Over in India, the battle on what to call plant-based milk is curdling. The Food Safety and Standards Authority of India (FSSAI) has put forth a draft amendment that will prevent companies who produce non-dairy alternatives from using the word milk on labels. Alternative milk entrepreneurs have been quick to respond, as evidenced by the below LinkedIn post by Goodmylk founder Abhay Rangan, whose company makes cashew milk and peanut yogurt.
We have been consuming soya milk for centuries and in Chinese languages, the term for it can be loosely translation as ‘bean milk’. According to Wikipedia, almond milk is actually the first plant-based milk noted on record in the Levant back in the thirteenth century. Also coconut milk is used across the planet and no one is complaining.
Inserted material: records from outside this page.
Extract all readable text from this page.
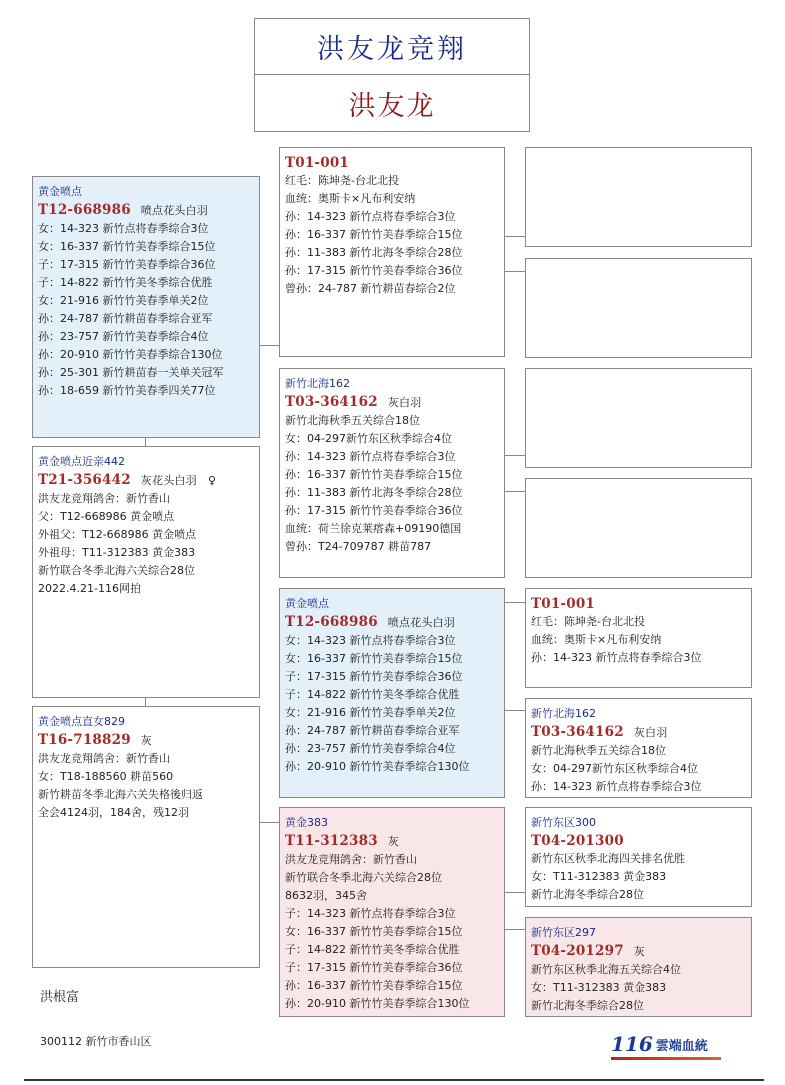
洪友龙竞翔
洪友龙
黄金喷点
T12-668986 喷点花头白羽
女：14-323 新竹点将春季综合3位
女：16-337 新竹竹美春季综合15位
子：17-315 新竹竹美春季综合36位
子：14-822 新竹竹美冬季综合优胜
女：21-916 新竹竹美春季单关2位
孙：24-787 新竹耕苗春季综合亚军
孙：23-757 新竹竹美春季综合4位
孙：20-910 新竹竹美春季综合130位
孙：25-301 新竹耕苗春一关单关冠军
孙：18-659 新竹竹美春季四关77位
黄金喷点近亲442
T21-356442 灰花头白羽　♀
洪友龙竞翔鸽舍：新竹香山
父：T12-668986 黄金喷点
外祖父：T12-668986 黄金喷点
外祖母：T11-312383 黄金383
新竹联合冬季北海六关综合28位
2022.4.21-116网拍
黄金喷点直女829
T16-718829 灰
洪友龙竞翔鸽舍：新竹香山
女：T18-188560 耕苗560
新竹耕苗冬季北海六关失格後归返
全会4124羽，184舍，残12羽
T01-001
红毛：陈坤尧-台北北投
血统：奥斯卡×凡布利安纳
孙：14-323 新竹点将春季综合3位
孙：16-337 新竹竹美春季综合15位
孙：11-383 新竹北海冬季综合28位
孙：17-315 新竹竹美春季综合36位
曾孙：24-787 新竹耕苗春综合2位
新竹北海162
T03-364162 灰白羽
新竹北海秋季五关综合18位
女：04-297新竹东区秋季综合4位
孙：14-323 新竹点将春季综合3位
孙：16-337 新竹竹美春季综合15位
孙：11-383 新竹北海冬季综合28位
孙：17-315 新竹竹美春季综合36位
血统：荷兰徐克莱瘩森+09190德国
曾孙：T24-709787 耕苗787
黄金喷点
T12-668986 喷点花头白羽
女：14-323 新竹点将春季综合3位
女：16-337 新竹竹美春季综合15位
子：17-315 新竹竹美春季综合36位
子：14-822 新竹竹美冬季综合优胜
女：21-916 新竹竹美春季单关2位
孙：24-787 新竹耕苗春季综合亚军
孙：23-757 新竹竹美春季综合4位
孙：20-910 新竹竹美春季综合130位
黄金383
T11-312383 灰
洪友龙竞翔鸽舍：新竹香山
新竹联合冬季北海六关综合28位
8632羽，345舍
子：14-323 新竹点将春季综合3位
女：16-337 新竹竹美春季综合15位
子：14-822 新竹竹美冬季综合优胜
子：17-315 新竹竹美春季综合36位
孙：16-337 新竹竹美春季综合15位
孙：20-910 新竹竹美春季综合130位
T01-001
红毛：陈坤尧-台北北投
血统：奥斯卡×凡布利安纳
孙：14-323 新竹点将春季综合3位
新竹北海162
T03-364162 灰白羽
新竹北海秋季五关综合18位
女：04-297新竹东区秋季综合4位
孙：14-323 新竹点将春季综合3位
新竹东区300
T04-201300
新竹东区秋季北海四关排名优胜
女：T11-312383 黄金383
新竹北海冬季综合28位
新竹东区297
T04-201297 灰
新竹东区秋季北海五关综合4位
女：T11-312383 黄金383
新竹北海冬季综合28位
洪根富
300112 新竹市香山区	116 雲端血統
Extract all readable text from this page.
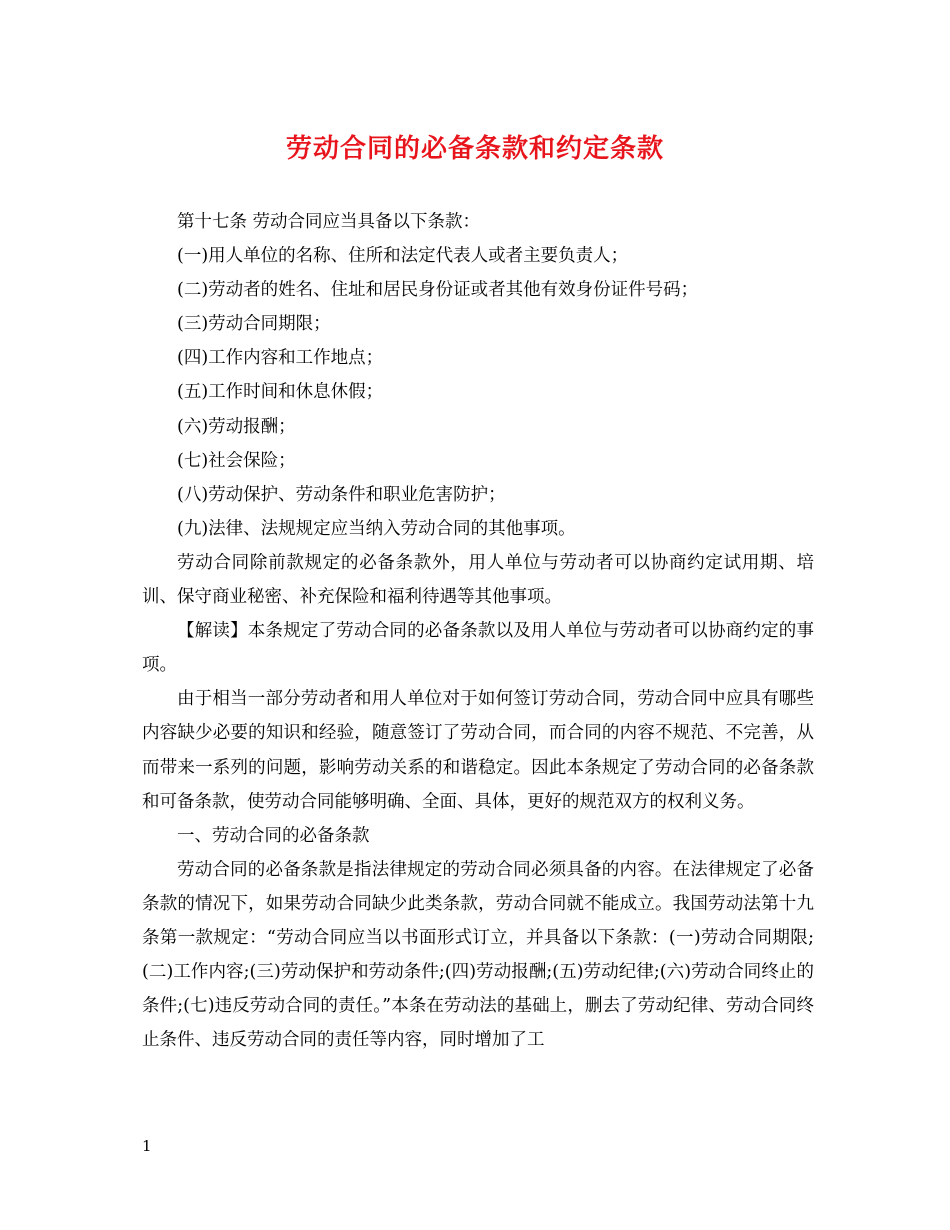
劳动合同的必备条款和约定条款

第十七条 劳动合同应当具备以下条款：

(一)用人单位的名称、住所和法定代表人或者主要负责人；

(二)劳动者的姓名、住址和居民身份证或者其他有效身份证件号码；

(三)劳动合同期限；

(四)工作内容和工作地点；

(五)工作时间和休息休假；

(六)劳动报酬；

(七)社会保险；

(八)劳动保护、劳动条件和职业危害防护；

(九)法律、法规规定应当纳入劳动合同的其他事项。

劳动合同除前款规定的必备条款外，用人单位与劳动者可以协商约定试用期、培训、保守商业秘密、补充保险和福利待遇等其他事项。

【解读】本条规定了劳动合同的必备条款以及用人单位与劳动者可以协商约定的事项。

由于相当一部分劳动者和用人单位对于如何签订劳动合同，劳动合同中应具有哪些内容缺少必要的知识和经验，随意签订了劳动合同，而合同的内容不规范、不完善，从而带来一系列的问题，影响劳动关系的和谐稳定。因此本条规定了劳动合同的必备条款和可备条款，使劳动合同能够明确、全面、具体，更好的规范双方的权利义务。

一、劳动合同的必备条款

劳动合同的必备条款是指法律规定的劳动合同必须具备的内容。在法律规定了必备条款的情况下，如果劳动合同缺少此类条款，劳动合同就不能成立。我国劳动法第十九条第一款规定：“劳动合同应当以书面形式订立，并具备以下条款：(一)劳动合同期限;(二)工作内容;(三)劳动保护和劳动条件;(四)劳动报酬;(五)劳动纪律;(六)劳动合同终止的条件;(七)违反劳动合同的责任。”本条在劳动法的基础上，删去了劳动纪律、劳动合同终止条件、违反劳动合同的责任等内容，同时增加了工

1
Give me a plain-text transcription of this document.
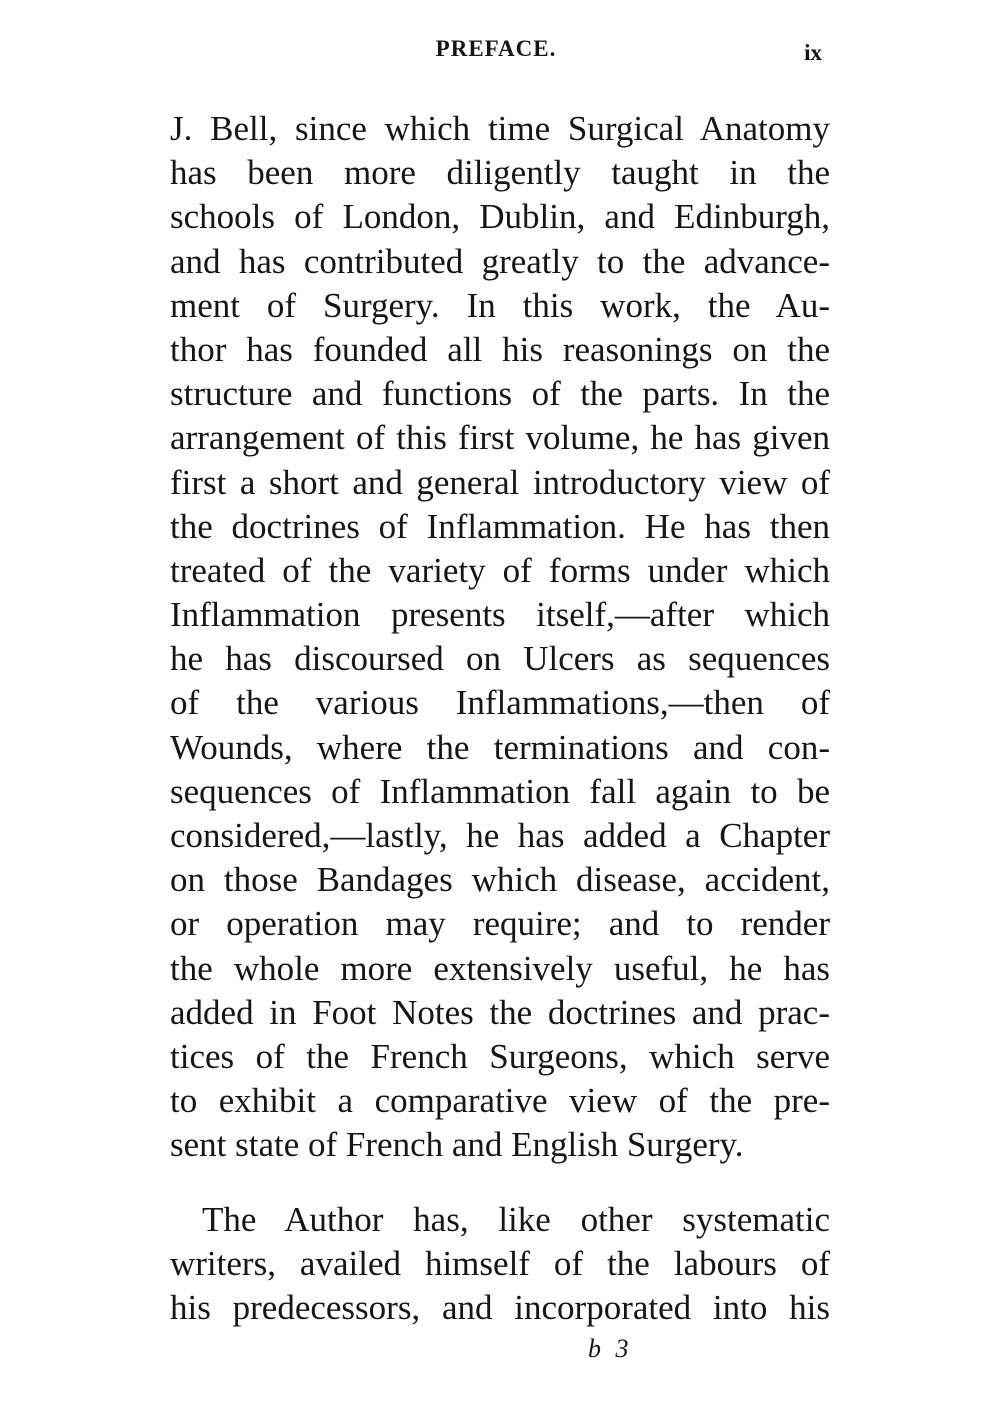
PREFACE.	ix
J. Bell, since which time Surgical Anatomy
has been more diligently taught in the
schools of London, Dublin, and Edinburgh,
and has contributed greatly to the advance-
ment of Surgery. In this work, the Au-
thor has founded all his reasonings on the
structure and functions of the parts. In the
arrangement of this first volume, he has given
first a short and general introductory view of
the doctrines of Inflammation. He has then
treated of the variety of forms under which
Inflammation presents itself,—after which
he has discoursed on Ulcers as sequences
of the various Inflammations,—then of
Wounds, where the terminations and con-
sequences of Inflammation fall again to be
considered,—lastly, he has added a Chapter
on those Bandages which disease, accident,
or operation may require; and to render
the whole more extensively useful, he has
added in Foot Notes the doctrines and prac-
tices of the French Surgeons, which serve
to exhibit a comparative view of the pre-
sent state of French and English Surgery.
The Author has, like other systematic
writers, availed himself of the labours of
his predecessors, and incorporated into his
b 3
You may be surprised to learn that in the European Union, terms like ‘vegan cheese’ and ‘oat milk’ are already prohibited by existing legislation (milk is a reserved term for “the normal mammary secretion obtained from one or more milkings without either addition thereto or extraction therefrom”) and the battle around what to name plant-based or other meat alternatives has been going on since last year, with anti-veggie lawmakers arguing that beef-less burgers should be renamed ‘plant-based discs’ and calling into question terms like sausage too (which would be renamed the shockingly unhelpful ‘cylinder’).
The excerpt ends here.